『ガルブの英雄譚』その1
俺の名は『ガルブ』、ソボックの街で生まれ育った。
俺は魔物との戦闘で利き腕を失った。
英雄候補などと騒がれて調子に乗っていたのかもしれない・・・。
◇◆◇
昔から身体能力が高かった。
「俺は将来、冒険者になってダンジョンを踏破するんだ。この街は俺が守る!」
子供の頃はそんな事を言っていた。
そして十五歳になり、俺は加護を授かった。
それは、武神様の加護【強】という強力な加護だった。
俺は歓喜した。俺には才能がある。
神は俺の事を認めてくれたのだと思った。
俺は順調に強くなっていった。
ギルドからはパーティを組む事を勧められていた。
しかし、俺は一人の方が効率よくレベルを上げれると思っていた。
実際、上手くいっていた。
いや、ただ運が良かっただけなのかもしれない・・・。
俺は五年の歳月を経てAランク冒険者まで上り詰めたのだ。
そんなある日の事だった・・・。
「東のグルアダンジョンに活性の兆しが見られたので暫くは隠密斥候が得意な冒険者の調査結果待ちとなります。近寄らない様にして下さいね」
ギルドの受付嬢に言われていた。
しかし俺なら沈静化も視野に入れて、探索出来る。
活性化したダンジョンは身入りも大きい。
功績を上げて見返してやりたい気持ちもあったのだと思う。
自惚れからの・・・慢心。
グルアダンジョンで俺の前に立ちはだかったのは・・・
『アースドラゴンだった。』
「ドラゴン・・・だと・・・。Aランク冒険者が三・・・いや五人で相手する魔物じゃないか・・・」
俺は絶望した。
勝てるはずがない・・・。
それでも、俺は必死で争う。
三メートルを超える体躯、その俊敏な動きと鋭い攻撃。
致命傷を避けるだけで、精一杯だった。
待っているのは『死』以外なかった。

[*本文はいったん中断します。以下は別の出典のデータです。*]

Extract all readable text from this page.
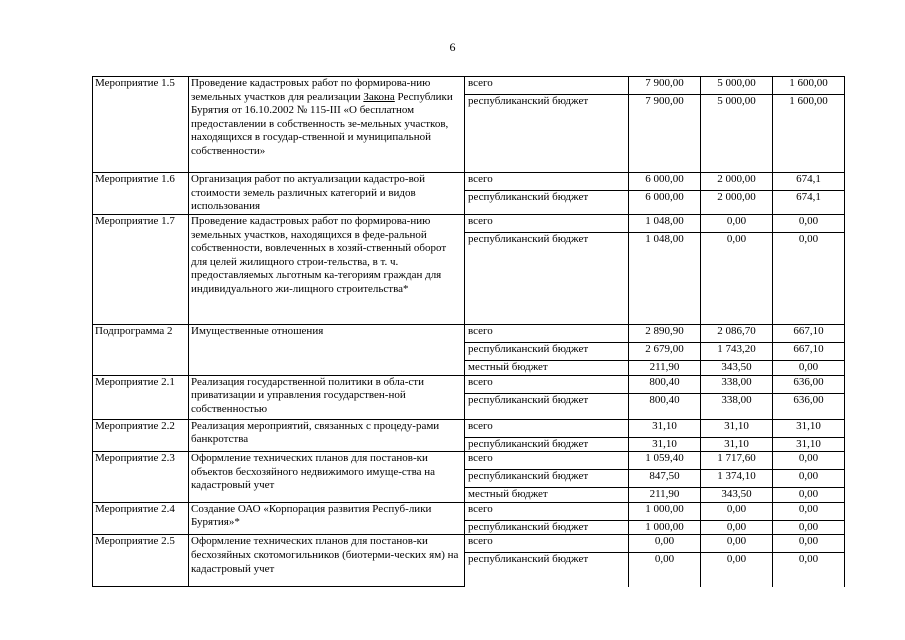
6
Мероприятие 1.5	Проведение кадастровых работ по формирова-нию земельных участков для реализации Закона Республики Бурятия от 16.10.2002 № 115-III «О бесплатном предоставлении в собственность зе-мельных участков, находящихся в государ-ственной и муниципальной собственности»	всего	7 900,00	5 000,00	1 600,00
		республиканский бюджет	7 900,00	5 000,00	1 600,00
Мероприятие 1.6	Организация работ по актуализации кадастро-вой стоимости земель различных категорий и видов использования	всего	6 000,00	2 000,00	674,1
		республиканский бюджет	6 000,00	2 000,00	674,1
Мероприятие 1.7	Проведение кадастровых работ по формирова-нию земельных участков, находящихся в феде-ральной собственности, вовлеченных в хозяй-ственный оборот для целей жилищного строи-тельства, в т. ч. предоставляемых льготным ка-тегориям граждан для индивидуального жи-лищного строительства*	всего	1 048,00	0,00	0,00
		республиканский бюджет	1 048,00	0,00	0,00
Подпрограмма 2	Имущественные отношения	всего	2 890,90	2 086,70	667,10
		республиканский бюджет	2 679,00	1 743,20	667,10
		местный бюджет	211,90	343,50	0,00
Мероприятие 2.1	Реализация государственной политики в обла-сти приватизации и управления государствен-ной собственностью	всего	800,40	338,00	636,00
		республиканский бюджет	800,40	338,00	636,00
Мероприятие 2.2	Реализация мероприятий, связанных с процеду-рами банкротства	всего	31,10	31,10	31,10
		республиканский бюджет	31,10	31,10	31,10
Мероприятие 2.3	Оформление технических планов для постанов-ки объектов бесхозяйного недвижимого имуще-ства на кадастровый учет	всего	1 059,40	1 717,60	0,00
		республиканский бюджет	847,50	1 374,10	0,00
		местный бюджет	211,90	343,50	0,00
Мероприятие 2.4	Создание ОАО «Корпорация развития Респуб-лики Бурятия»*	всего	1 000,00	0,00	0,00
		республиканский бюджет	1 000,00	0,00	0,00
Мероприятие 2.5	Оформление технических планов для постанов-ки бесхозяйных скотомогильников (биотерми-ческих ям) на кадастровый учет	всего	0,00	0,00	0,00
		республиканский бюджет	0,00	0,00	0,00
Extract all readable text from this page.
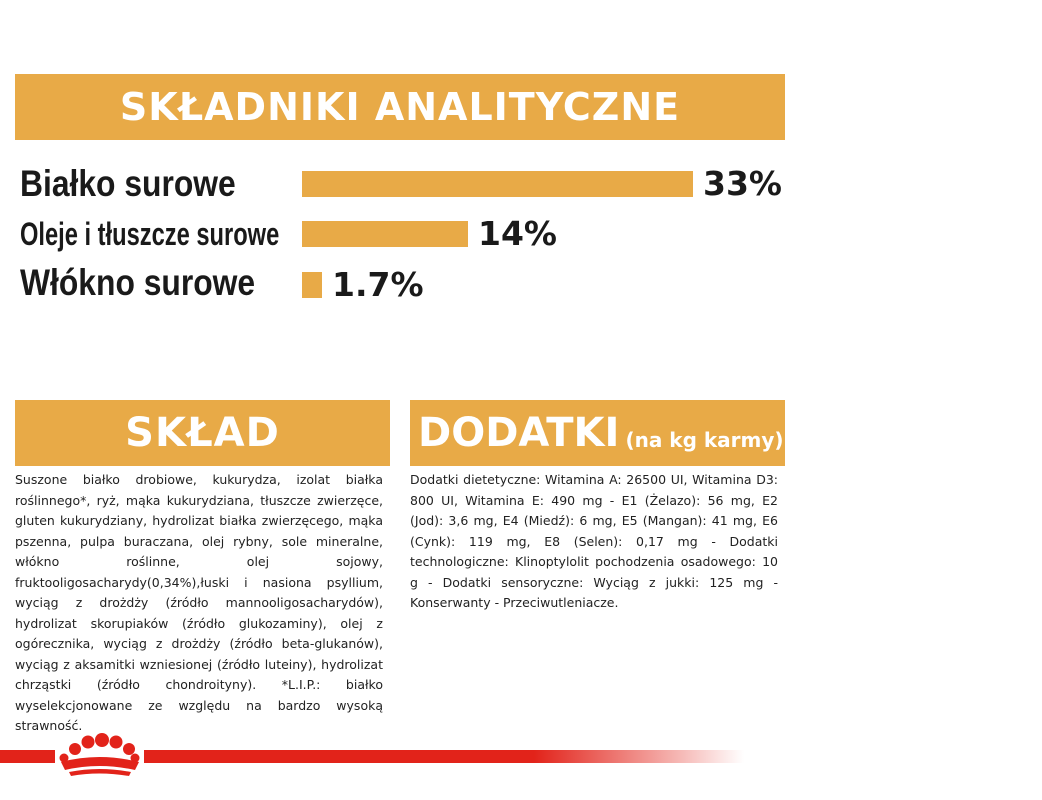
SKŁADNIKI ANALITYCZNE
Białko surowe	33%
Oleje i tłuszcze surowe	14%
Włókno surowe 1.7%
SKŁAD
Suszone białko drobiowe, kukurydza, izolat białka roślinnego*, ryż, mąka kukurydziana, tłuszcze zwierzęce, gluten kukurydziany, hydrolizat białka zwierzęcego, mąka pszenna, pulpa buraczana, olej rybny, sole mineralne, włókno roślinne, olej sojowy, fruktooligosacharydy(0,34%),łuski i nasiona psyllium, wyciąg z drożdży (źródło mannooligosacharydów), hydrolizat skorupiaków (źródło glukozaminy), olej z ogórecznika, wyciąg z drożdży (źródło beta-glukanów), wyciąg z aksamitki wzniesionej (źródło luteiny), hydrolizat chrząstki (źródło chondroityny). *L.I.P.: białko wyselekcjonowane ze względu na bardzo wysoką strawność.
DODATKI (na kg karmy)
Dodatki dietetyczne: Witamina A: 26500 UI, Witamina D3: 800 UI, Witamina E: 490 mg - E1 (Żelazo): 56 mg, E2 (Jod): 3,6 mg, E4 (Miedź): 6 mg, E5 (Mangan): 41 mg, E6 (Cynk): 119 mg, E8 (Selen): 0,17 mg - Dodatki technologiczne: Klinoptylolit pochodzenia osadowego: 10 g - Dodatki sensoryczne: Wyciąg z jukki: 125 mg - Konserwanty - Przeciwutleniacze.
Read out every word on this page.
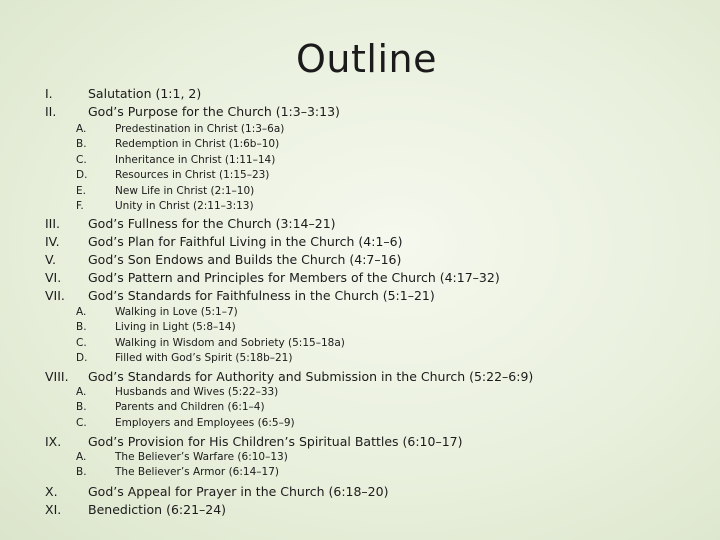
Outline
I.	Salutation (1:1, 2)
II.	God’s Purpose for the Church (1:3–3:13)
A.	Predestination in Christ (1:3–6a)
B.	Redemption in Christ (1:6b–10)
C.	Inheritance in Christ (1:11–14)
D.	Resources in Christ (1:15–23)
E.	New Life in Christ (2:1–10)
F.	Unity in Christ (2:11–3:13)
III. God’s Fullness for the Church (3:14–21)
IV. God’s Plan for Faithful Living in the Church (4:1–6)
V.	God’s Son Endows and Builds the Church (4:7–16)
VI. God’s Pattern and Principles for Members of the Church (4:17–32)
VII. God’s Standards for Faithfulness in the Church (5:1–21)
A.	Walking in Love (5:1–7)
B.	Living in Light (5:8–14)
C.	Walking in Wisdom and Sobriety (5:15–18a)
D.	Filled with God’s Spirit (5:18b–21)
VIII. God’s Standards for Authority and Submission in the Church (5:22–6:9)
A.	Husbands and Wives (5:22–33)
B.	Parents and Children (6:1–4)
C.	Employers and Employees (6:5–9)
IX. God’s Provision for His Children’s Spiritual Battles (6:10–17)
A.	The Believer’s Warfare (6:10–13)
B.	The Believer’s Armor (6:14–17)
X. God’s Appeal for Prayer in the Church (6:18–20)
XI. Benediction (6:21–24)
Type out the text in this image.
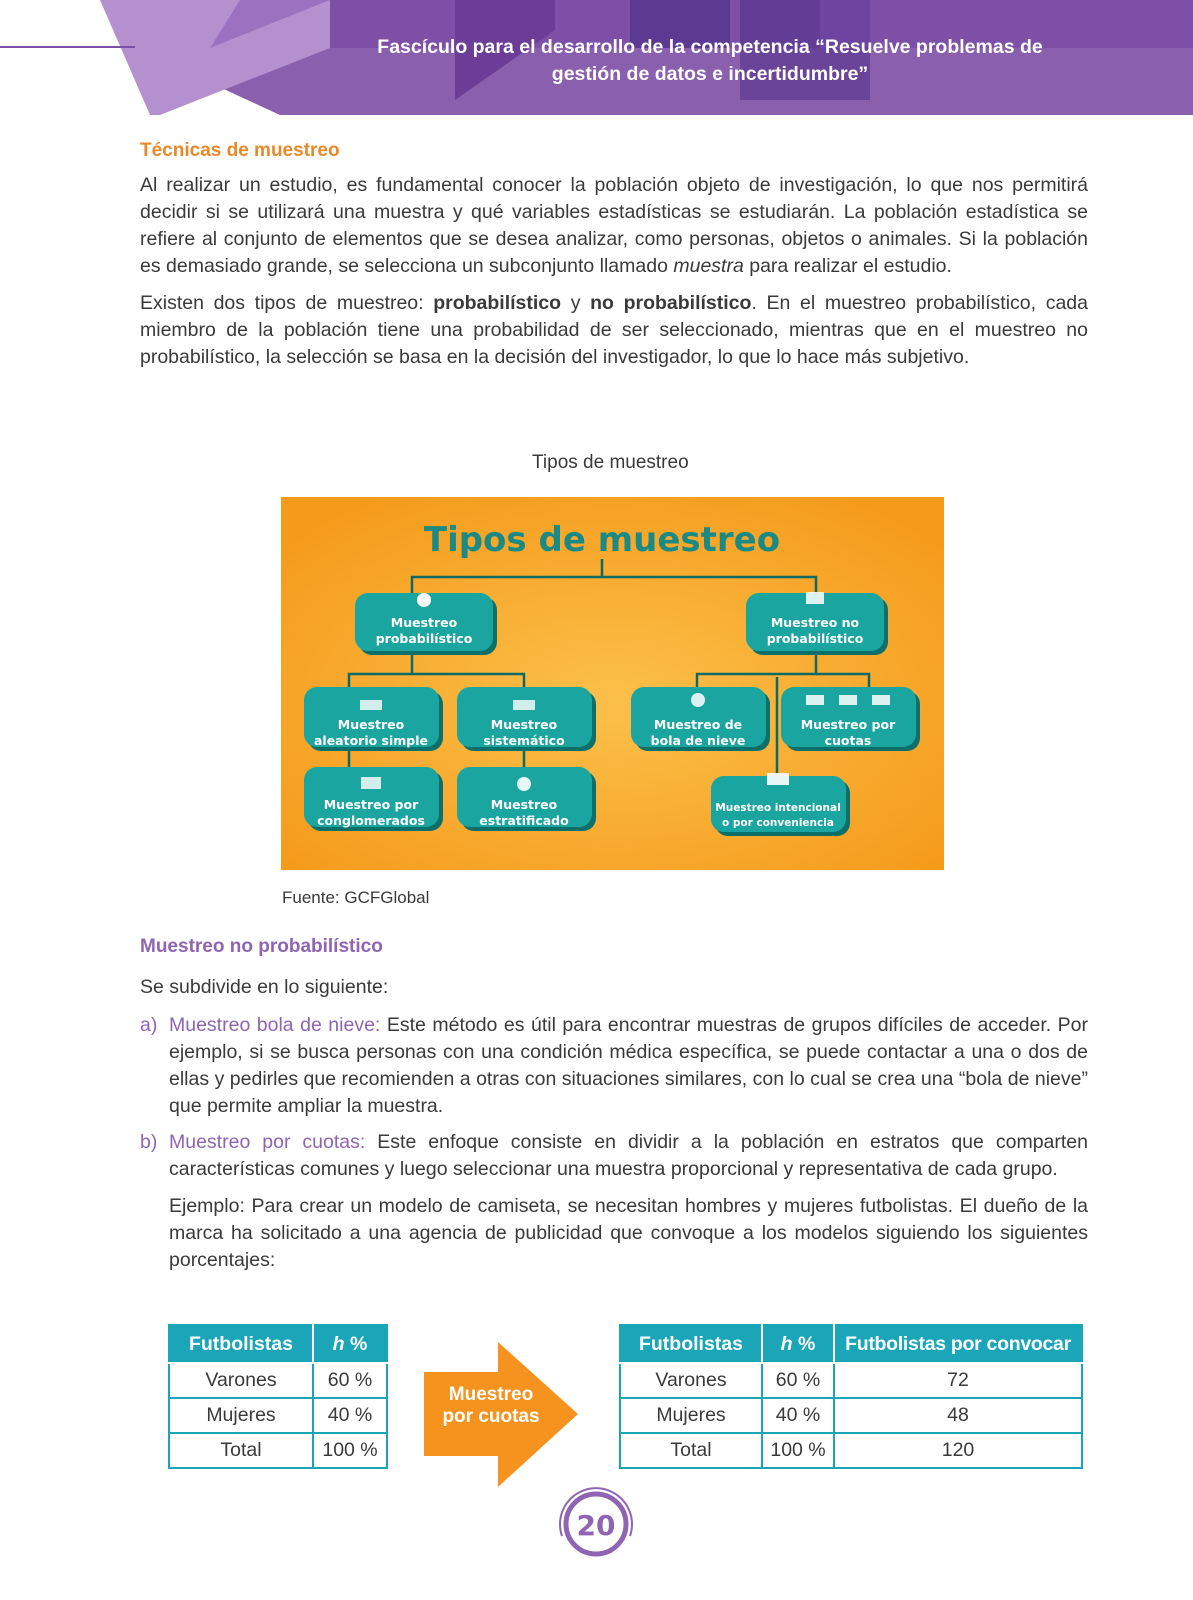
Fascículo para el desarrollo de la competencia “Resuelve problemas de
gestión de datos e incertidumbre”
Técnicas de muestreo

Al realizar un estudio, es fundamental conocer la población objeto de investigación, lo que nos permitirá decidir si se utilizará una muestra y qué variables estadísticas se estudiarán. La población estadística se refiere al conjunto de elementos que se desea analizar, como personas, objetos o animales. Si la población es demasiado grande, se selecciona un subconjunto llamado muestra para realizar el estudio.

Existen dos tipos de muestreo: probabilístico y no probabilístico. En el muestreo probabilístico, cada miembro de la población tiene una probabilidad de ser seleccionado, mientras que en el muestreo no probabilístico, la selección se basa en la decisión del investigador, lo que lo hace más subjetivo.

Tipos de muestreo
Tipos de muestreo
Muestreo
probabilístico
Muestreo no
probabilístico
Muestreo
aleatorio simple
Muestreo
sistemático
Muestreo por
conglomerados
Muestreo
estratificado
Muestreo de
bola de nieve
Muestreo por
cuotas
Muestreo intencional
o por conveniencia
Fuente: GCFGlobal
Muestreo no probabilístico

Se subdivide en lo siguiente:

a) Muestreo bola de nieve: Este método es útil para encontrar muestras de grupos difíciles de acceder. Por ejemplo, si se busca personas con una condición médica específica, se puede contactar a una o dos de ellas y pedirles que recomienden a otras con situaciones similares, con lo cual se crea una “bola de nieve” que permite ampliar la muestra.
b) Muestreo por cuotas: Este enfoque consiste en dividir a la población en estratos que comparten características comunes y luego seleccionar una muestra proporcional y representativa de cada grupo.
Ejemplo: Para crear un modelo de camiseta, se necesitan hombres y mujeres futbolistas. El dueño de la marca ha solicitado a una agencia de publicidad que convoque a los modelos siguiendo los siguientes porcentajes:
Futbolistas	h %
Varones	60 %
Mujeres	40 %
Total	100 %
Muestreo
por cuotas
Futbolistas	h %	Futbolistas por convocar
Varones	60 %	72
Mujeres	40 %	48
Total	100 %	120
20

延命は苦しくなるだけだ。
それでも・・・俺は、生きる事を諦めなかった。
諦められなかった。
何故か、頭に過ったのは・・・幼馴染のリーナの声だった。
『貴方はいつも、なんの為に修行をしてるの?』
『気をつけてね。貴方が死んだら・・・悲しむのは私くらいか。仕方ないから、私が言ってあげるわ。無事で帰ってきなさいよね』
乱暴者の俺を、なぜか見放さなかったリーナ・・・。
「そうか・・・俺、リーナの事が好きだったんだな・・・」
アースドラゴンを目の前に、今更に当たり前の事に気がつき呆けていた。
全く・・・俺は、ただの阿呆だ・・・。
アースドラゴンが俺の、剣を持つ利き腕を食い千切った。
強烈な痛みが全身を駆け巡る。それでも俺は全力で延命を試みる。
止血をして、アースドラゴンと距離を取る。
我ながらしぶといな・・・。
思わず、笑ってしまった。
これから死ぬと言うのに・・・呑気なものだ。
遭遇してから30分は経つだろうか?
俺にとっては永遠とも思える程の時間だった。
アースドラゴンも、まさかここまで手こずるとは思っていなかったのか苛立ちが見える。
「ざまぁみろ」
悪あがきも苦しくなってきた俺は、精一杯の皮肉を言った。
その時だった・・・。
「いいじゃねぇか。お前、強いZE!」
颯爽と現れたのは・・・センターハゲにピエロメイク、サーモンピンクの革ジャン。
必死に繋ぎ止めている意識で目を凝らし見つめる彼の背中には・・・
『鮭』の一文字が刻まれていた。
死神だって、もう少しまともな格好をしている事だろう。
その男は・・・アースドラゴンの前に立ちはだかった。
「手加減出来る相手じゃないNA!明日は有給DA♪」
訳の分からないヒャッハーな喋りをする謎の男は・・・
サーモンピンクの刀身、シャケい剣を取り出し・・・それはもう芸術的とも思える斬撃を放ち・・・アースドラゴンを真っ二つにした。
思い浮かべていた理想の一撃が・・・具現化されていた。
憧れた。イメージが初めて見えた。
皮肉なものだ。
利き腕を失い、進む事が出来なくなった俺は・・・始めて理想の自分の片鱗を見た。
どれ程、手を伸ばそうとしても・・・その手はもう・・・存在しないと言うのに。